Nüfus arttığı, konut ihtiyacının bulunduğu, ekonominin büyüdüğü ve her alanda altyapının değişim ve dönüşümüne ihtiyaç olduğu ortamda inşaat sektörünün kapasitesinin ve teknolojik gücünün arttırılmasının gerektiğini dile getiren Davutoğlu, Türkiye'de inşaat sektörünün bu anlamda devrim yaşadığını kaydetti.
Bu açıdan gelecek dönemde kentlerin tarihi dokularını daha da koruyarak gelişmelerini sağlamak ve 1950'li yıllardan bu yana yanlış kentleşme politikalarıyla güzelliğini kaybeden kentlerin yerine hem statik yapısı sağlam hem de estetik görünümü Türkiye'nin şehir kültürüne uygun yeni kentsel dönüşüm projelerinin hayata geçirilmesi gerektiğini belirten Davutoğlu, bunun için de güçlü bir inşaat sektörüne ihtiyaç duyulduğunun altını çizdi.

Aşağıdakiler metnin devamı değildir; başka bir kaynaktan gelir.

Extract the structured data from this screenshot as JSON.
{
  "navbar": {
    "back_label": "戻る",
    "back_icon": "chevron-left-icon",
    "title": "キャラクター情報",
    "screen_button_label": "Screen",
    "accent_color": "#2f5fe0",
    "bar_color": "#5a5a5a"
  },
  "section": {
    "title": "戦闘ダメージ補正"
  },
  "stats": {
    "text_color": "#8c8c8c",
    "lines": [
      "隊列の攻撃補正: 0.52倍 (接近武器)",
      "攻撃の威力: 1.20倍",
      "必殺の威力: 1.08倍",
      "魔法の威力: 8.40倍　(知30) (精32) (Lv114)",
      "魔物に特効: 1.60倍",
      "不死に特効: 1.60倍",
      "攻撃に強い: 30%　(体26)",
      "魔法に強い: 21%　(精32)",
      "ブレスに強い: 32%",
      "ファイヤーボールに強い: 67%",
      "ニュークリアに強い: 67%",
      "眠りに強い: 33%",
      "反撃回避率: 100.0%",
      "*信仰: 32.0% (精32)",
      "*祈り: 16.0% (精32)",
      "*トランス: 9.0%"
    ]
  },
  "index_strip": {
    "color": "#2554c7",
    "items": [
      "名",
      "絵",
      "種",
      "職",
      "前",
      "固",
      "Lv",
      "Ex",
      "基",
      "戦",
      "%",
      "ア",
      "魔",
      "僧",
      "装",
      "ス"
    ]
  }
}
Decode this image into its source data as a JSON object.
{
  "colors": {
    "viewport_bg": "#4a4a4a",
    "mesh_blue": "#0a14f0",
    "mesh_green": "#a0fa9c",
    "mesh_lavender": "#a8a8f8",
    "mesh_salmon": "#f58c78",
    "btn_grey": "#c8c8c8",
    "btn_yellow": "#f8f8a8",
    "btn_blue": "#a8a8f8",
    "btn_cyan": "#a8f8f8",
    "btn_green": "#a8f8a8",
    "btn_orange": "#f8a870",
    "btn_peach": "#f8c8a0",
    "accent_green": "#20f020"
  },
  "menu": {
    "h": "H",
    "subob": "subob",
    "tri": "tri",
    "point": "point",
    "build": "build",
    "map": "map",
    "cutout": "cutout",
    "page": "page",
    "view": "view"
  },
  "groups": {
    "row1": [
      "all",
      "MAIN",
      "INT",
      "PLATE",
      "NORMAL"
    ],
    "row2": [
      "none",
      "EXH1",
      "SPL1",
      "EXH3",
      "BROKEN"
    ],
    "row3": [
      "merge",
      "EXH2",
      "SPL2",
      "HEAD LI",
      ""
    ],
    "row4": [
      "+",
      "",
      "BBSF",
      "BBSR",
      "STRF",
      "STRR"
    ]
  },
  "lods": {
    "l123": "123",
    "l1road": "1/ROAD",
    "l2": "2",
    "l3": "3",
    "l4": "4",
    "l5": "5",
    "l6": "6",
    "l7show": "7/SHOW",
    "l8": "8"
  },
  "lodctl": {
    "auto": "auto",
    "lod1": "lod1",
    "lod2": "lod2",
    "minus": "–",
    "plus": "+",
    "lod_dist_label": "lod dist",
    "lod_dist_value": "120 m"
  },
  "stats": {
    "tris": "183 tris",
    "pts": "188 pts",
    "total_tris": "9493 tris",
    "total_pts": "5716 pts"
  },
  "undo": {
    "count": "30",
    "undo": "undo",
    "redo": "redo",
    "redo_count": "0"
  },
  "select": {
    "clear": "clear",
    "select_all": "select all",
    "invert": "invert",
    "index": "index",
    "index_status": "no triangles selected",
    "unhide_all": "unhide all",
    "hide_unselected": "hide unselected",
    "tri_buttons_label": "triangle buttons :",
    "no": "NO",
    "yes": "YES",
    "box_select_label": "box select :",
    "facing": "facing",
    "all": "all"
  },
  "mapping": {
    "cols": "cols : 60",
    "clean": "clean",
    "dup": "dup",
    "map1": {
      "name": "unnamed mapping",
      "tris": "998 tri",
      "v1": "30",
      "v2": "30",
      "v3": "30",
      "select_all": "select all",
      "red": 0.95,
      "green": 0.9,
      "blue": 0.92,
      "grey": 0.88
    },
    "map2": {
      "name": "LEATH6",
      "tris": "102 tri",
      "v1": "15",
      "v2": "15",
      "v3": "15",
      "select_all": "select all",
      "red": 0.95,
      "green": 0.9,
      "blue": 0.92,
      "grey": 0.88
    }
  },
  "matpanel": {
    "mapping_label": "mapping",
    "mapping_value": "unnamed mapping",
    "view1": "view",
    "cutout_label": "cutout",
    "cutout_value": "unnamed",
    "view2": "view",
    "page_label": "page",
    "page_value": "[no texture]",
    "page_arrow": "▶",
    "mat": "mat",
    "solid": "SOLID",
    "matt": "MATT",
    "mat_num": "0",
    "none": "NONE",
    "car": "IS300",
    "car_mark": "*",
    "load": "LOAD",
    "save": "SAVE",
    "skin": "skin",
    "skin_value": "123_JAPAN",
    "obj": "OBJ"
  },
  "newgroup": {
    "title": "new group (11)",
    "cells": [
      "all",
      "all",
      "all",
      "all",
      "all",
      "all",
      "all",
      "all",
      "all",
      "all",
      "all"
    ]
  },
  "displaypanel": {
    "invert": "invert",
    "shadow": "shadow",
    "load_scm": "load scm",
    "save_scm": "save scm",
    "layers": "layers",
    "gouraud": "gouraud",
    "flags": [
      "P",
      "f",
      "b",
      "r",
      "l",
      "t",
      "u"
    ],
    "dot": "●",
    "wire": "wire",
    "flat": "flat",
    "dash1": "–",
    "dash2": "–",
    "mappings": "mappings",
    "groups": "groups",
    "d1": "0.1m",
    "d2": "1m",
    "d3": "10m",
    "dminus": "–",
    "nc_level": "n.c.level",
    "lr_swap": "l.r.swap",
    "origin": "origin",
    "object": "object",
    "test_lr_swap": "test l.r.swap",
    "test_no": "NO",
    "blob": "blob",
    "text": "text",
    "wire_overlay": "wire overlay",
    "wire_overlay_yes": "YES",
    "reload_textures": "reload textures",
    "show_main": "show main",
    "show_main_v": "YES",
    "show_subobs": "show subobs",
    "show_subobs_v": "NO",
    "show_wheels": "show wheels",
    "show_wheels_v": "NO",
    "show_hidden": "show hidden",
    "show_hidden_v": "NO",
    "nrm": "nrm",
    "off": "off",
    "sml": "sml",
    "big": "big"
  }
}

Davutoğlu, kimsenin buradan yanlış bir sonuç çıkarmaması gerektiğini ifade ederek, şöyle konuştu:
"İnşaat sektörü ancak ve ancak imalat sanayinin gelişmesiyle kendi gücünü koruyabilir yoksa salt inşaat sektörü önemli bir kar ve rant haline dönüştüğünde yatırım cazibesini kaybetmeye başlar. Biz istiyoruz ki inşaat sektörü bu gücünü korusun ama yatırımlarıyla bilinen büyük sanayi kuruluşlarımızın inşaat sektörüne dönük yatırımlarla, diğer yatırımların aleyhine bir durum doğmasın. Bu dengeyi korumak durumundayız, gelir adaleti bağlamında da bütün topraklar ülkenin ortak kıymetidir. Buradan doğabilecek gelirin de kamu payı itibari ile doğru değerlendirilmesi icap eder."
Başbakan Davutoğlu, inşaat sektörü ile imalat sanayisini karşı kategoriler olarak değil bir bütün olarak gördüklerini dile getirdi.
"Genel tasarruf düzeyimizi yükseltmeliyiz"
Bir başka soru üzerine Davutoğlu, tasarrufların artırılması konusunda kamuoyuna çağrı yapılacağını bildirerek, tasarrufların istenilen seviyede olmadığını kaydetti.
Refah artışını kısıtlamayı düşünmediklerini dile getiren Davutoğlu, "Her vatandaşımızın hanehalkının kendi planlamalarını yaparken gelir ile tüketim arasındaki dengeyi göz önüne alması lazım. Çok çabuk intibak eden bir kültüre sahibiz. Bu, dinamik bir ekonomi getiriyor, bu anlamda olumlu bir etki de yapıyor iç talebin uyanması yönünde ama iç tasarrufları da olumsuz etkilediği alanlar var" ifadesini kullandı.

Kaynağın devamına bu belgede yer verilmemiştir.